Carybdea marsupialis is a predator and feeds on invertebrates and even small fish which it captures with the nematocysts (stinging cells) in its tentacles, often in shallow waters. It swims by making rapid contractions of the bell and can move at a speed of between 3 and 6 m per minute. Like other species in its genus it has comparatively sophisticated eyes with lenses. With their help it can detect obstacles such as posts or a ship's rudder and avoid them. It often occurs in small groups. The sting is venomous to humans but some swimmers do not notice any painful sensation. In severe cases, the symptoms can be systemic, including pain at the sting site and elsewhere, paresthesia, hyperesthesia and skin lesions, and may take a few months to fully disappear. Although it is far less dangerous than some box jellyfish species from other parts of the world, it is considered the second-most significant stinging jellyfish in the Mediterranean (after Pelagia noctiluca ).

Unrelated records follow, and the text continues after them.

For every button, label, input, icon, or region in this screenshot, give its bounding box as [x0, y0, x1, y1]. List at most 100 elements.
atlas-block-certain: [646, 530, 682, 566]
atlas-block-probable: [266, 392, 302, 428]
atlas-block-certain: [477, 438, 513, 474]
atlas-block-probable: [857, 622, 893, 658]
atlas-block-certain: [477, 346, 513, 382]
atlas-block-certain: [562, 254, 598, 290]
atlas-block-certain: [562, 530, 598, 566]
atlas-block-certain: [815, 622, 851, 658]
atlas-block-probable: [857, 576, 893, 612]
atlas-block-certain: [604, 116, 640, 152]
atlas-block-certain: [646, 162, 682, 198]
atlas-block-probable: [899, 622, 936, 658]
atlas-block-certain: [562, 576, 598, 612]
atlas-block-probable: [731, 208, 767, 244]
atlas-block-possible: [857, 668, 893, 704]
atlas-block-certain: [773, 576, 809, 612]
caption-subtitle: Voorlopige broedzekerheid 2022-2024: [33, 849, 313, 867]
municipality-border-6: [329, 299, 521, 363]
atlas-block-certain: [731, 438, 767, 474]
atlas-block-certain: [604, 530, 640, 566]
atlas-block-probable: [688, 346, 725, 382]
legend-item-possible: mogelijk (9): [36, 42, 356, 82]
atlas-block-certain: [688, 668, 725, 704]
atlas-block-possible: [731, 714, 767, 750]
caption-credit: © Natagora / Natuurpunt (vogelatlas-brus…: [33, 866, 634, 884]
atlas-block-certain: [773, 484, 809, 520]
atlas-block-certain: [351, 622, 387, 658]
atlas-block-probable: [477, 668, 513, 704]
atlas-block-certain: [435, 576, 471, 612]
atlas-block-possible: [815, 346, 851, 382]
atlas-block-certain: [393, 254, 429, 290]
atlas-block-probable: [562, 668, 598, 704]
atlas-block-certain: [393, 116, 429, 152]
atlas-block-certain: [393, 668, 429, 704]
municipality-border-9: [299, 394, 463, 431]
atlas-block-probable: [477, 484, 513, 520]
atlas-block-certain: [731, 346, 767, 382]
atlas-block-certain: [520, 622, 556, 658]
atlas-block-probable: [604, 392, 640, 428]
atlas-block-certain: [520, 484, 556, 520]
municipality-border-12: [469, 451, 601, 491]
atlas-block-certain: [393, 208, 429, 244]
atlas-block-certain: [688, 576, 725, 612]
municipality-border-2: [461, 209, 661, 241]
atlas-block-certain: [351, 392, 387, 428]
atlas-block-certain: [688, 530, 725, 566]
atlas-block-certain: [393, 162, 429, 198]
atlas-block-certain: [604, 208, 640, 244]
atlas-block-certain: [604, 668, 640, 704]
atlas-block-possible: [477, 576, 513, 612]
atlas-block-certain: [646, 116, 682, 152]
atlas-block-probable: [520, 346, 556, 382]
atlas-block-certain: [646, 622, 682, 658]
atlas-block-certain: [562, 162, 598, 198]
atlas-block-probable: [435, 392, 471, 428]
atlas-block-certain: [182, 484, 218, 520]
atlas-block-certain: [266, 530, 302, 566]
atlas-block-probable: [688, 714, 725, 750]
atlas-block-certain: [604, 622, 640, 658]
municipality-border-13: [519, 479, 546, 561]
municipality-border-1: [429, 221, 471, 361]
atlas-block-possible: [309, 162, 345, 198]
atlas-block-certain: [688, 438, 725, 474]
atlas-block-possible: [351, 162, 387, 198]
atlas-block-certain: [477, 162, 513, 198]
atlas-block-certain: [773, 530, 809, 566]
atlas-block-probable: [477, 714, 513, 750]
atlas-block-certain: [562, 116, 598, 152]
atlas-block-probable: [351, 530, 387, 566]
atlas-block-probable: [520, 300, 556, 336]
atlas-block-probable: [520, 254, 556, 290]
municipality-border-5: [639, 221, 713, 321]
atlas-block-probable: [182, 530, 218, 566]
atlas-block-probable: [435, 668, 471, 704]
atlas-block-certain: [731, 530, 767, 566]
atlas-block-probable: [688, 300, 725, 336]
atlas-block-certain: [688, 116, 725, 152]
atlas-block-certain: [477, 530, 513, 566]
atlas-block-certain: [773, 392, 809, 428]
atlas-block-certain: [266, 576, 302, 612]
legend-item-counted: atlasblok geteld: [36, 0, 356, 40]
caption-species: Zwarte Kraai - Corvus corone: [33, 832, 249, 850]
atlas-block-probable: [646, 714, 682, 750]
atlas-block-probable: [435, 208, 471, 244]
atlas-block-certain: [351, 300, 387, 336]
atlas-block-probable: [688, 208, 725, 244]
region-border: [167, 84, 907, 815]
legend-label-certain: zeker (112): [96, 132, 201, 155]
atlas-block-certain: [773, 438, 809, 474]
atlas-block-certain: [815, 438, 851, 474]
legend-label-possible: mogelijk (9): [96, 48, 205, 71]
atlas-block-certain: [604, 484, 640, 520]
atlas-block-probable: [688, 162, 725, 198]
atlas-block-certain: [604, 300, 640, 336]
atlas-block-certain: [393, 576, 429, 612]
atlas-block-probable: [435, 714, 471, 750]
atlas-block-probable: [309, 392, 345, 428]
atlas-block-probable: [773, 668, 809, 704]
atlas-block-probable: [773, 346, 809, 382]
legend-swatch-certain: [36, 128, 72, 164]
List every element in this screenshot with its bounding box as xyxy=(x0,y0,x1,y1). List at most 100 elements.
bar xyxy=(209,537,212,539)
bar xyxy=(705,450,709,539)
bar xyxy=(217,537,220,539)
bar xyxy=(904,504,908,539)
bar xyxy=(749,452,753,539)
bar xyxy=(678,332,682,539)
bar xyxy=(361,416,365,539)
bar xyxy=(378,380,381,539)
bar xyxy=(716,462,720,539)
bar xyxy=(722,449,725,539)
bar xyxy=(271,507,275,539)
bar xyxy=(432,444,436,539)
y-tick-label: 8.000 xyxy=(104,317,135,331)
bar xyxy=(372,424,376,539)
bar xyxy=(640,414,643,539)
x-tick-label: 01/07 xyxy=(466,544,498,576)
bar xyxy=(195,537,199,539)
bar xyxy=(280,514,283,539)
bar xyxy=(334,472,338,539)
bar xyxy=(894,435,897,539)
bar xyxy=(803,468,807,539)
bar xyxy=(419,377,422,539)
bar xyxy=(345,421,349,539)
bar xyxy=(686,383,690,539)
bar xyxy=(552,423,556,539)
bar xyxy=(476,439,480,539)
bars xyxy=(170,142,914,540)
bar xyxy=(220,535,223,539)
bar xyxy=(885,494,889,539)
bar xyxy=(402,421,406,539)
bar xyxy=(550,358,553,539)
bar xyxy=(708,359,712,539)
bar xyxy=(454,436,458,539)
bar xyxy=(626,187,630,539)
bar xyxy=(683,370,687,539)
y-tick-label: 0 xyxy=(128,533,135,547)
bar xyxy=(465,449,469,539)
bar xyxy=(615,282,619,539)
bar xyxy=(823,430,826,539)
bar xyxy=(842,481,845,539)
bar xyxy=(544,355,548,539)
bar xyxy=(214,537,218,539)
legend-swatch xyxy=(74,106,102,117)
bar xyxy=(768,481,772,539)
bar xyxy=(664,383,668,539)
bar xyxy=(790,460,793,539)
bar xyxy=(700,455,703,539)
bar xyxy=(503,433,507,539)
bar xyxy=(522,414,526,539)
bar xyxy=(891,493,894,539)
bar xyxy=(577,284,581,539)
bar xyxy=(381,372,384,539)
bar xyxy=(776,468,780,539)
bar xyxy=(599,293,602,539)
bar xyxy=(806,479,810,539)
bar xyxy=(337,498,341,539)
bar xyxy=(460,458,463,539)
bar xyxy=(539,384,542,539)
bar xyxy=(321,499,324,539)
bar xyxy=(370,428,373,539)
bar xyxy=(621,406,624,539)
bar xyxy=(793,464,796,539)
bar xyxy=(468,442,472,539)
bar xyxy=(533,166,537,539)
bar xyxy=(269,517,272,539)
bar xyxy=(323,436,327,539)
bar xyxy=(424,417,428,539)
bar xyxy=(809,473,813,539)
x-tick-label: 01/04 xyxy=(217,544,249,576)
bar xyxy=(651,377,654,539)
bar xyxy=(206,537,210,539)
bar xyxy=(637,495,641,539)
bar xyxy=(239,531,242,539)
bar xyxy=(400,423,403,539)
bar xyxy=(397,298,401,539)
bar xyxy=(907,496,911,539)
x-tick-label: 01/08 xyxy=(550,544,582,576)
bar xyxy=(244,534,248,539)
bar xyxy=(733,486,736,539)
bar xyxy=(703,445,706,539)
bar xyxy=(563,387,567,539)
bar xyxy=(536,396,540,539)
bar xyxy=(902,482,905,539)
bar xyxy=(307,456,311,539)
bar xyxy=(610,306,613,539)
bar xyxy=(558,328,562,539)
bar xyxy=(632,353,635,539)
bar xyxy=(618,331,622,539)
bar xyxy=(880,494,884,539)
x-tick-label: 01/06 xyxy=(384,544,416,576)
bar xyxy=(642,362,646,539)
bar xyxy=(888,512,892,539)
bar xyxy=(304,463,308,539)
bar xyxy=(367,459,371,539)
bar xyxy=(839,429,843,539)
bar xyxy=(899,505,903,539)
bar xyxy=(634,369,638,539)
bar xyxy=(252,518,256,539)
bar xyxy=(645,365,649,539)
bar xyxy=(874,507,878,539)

The life history of this box jellyfish is complex. The sexes are separate and sexual reproduction takes place with the emission of gametes into the open water. After fertilisation, a planula larva forms which later develops into a cubopolyp with a few tentacles. This can reproduce asexually by budding, the buds soon becoming detached. At first they creep across the substrate with the tentacular region leading. During this mobile stage, pieces may become detached or the cubopolyp may split transversely; these fragments regenerate their missing parts within 72 hours. The resulting polyps then attach themselves to the substrate and grow a full complement of 24 tentacles. About a month later they become detached, the multiple tentacles are reabsorbed and the four tentacles typical of the medusa phase develop.